JAKARTA - Kegagalan PT Telekomunikasi Indonesia Tbk (TLKM) Indonesia karena tidak memenuhi kualifikasi di Myanmar dinilai wajar. Pasalnya, Myanmar memberikan terlalu banyak memberikan persyaratan yang sulit.
"Telkom itu wajar jika tidak lolos tender, karena Myanmar memberikan persyaratan yang sulit. Telkom tetep masuk di pasar Myanmar," kata Pengamat Marketing Hermawan Kertajaya, seusai acara Rightsizing Pelni, di Gedung PT Pelni, Jakarta, Jumat (19/4/2013).

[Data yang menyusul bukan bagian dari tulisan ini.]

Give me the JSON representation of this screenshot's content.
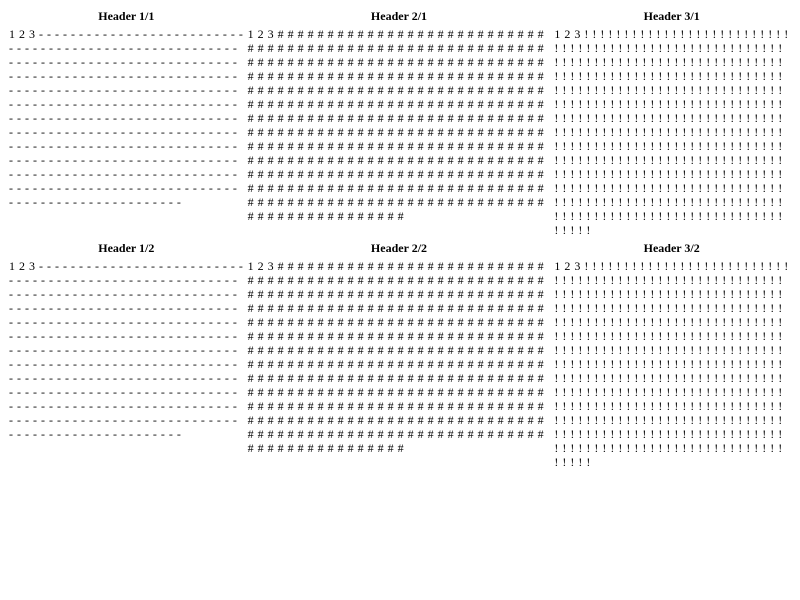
{
  "table": {
    "groups": [
      {
        "headers": [
          "Header 1/1",
          "Header 2/1",
          "Header 3/1"
        ]
      },
      {
        "headers": [
          "Header 1/2",
          "Header 2/2",
          "Header 3/2"
        ]
      }
    ],
    "cell_pattern": {
      "prefix": "1 2 3 ",
      "column_fill_chars": [
        "-",
        "#",
        "!"
      ],
      "column_fill_counts": [
        367,
        403,
        408
      ]
    }
  }
}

Hermawan melanjutkan, seharusnya Telkom mengutamakan ekspansi dalam negeri terlebih dahulu. Namun faktanya, Telkom sudah tidak memiliki saingan lagi di negeri sendiri.
Tidak hanya itu, Hermawan menilai saat ini perusahaan pelat merah (BUMN) sedang ditantang agar dapat bersaing di luar negeri, dan tidak hanya jago dalam negeri sendiri saja. "Tidak lolosnya Telkom kan karena Myanmarnya sendiri yang melihat peluang lebih baik, dan menaikan standarisasinya," kata dia.
Sebelumnya, Kementerian Badan Usaha Milik Negara (BUMN) mengakui adanya ketidakmudahaan untuk membuka usaha di Negara lain. Signal itu terlihat dengan tidak lolosnya Telkom dalam tender di Myanmar.
Menteri BUMN Dahlan Iskan mengatakan, kekalahan Telkom dalam tender di Myanmar karena tidak lolos dalam tahap kualifikasi.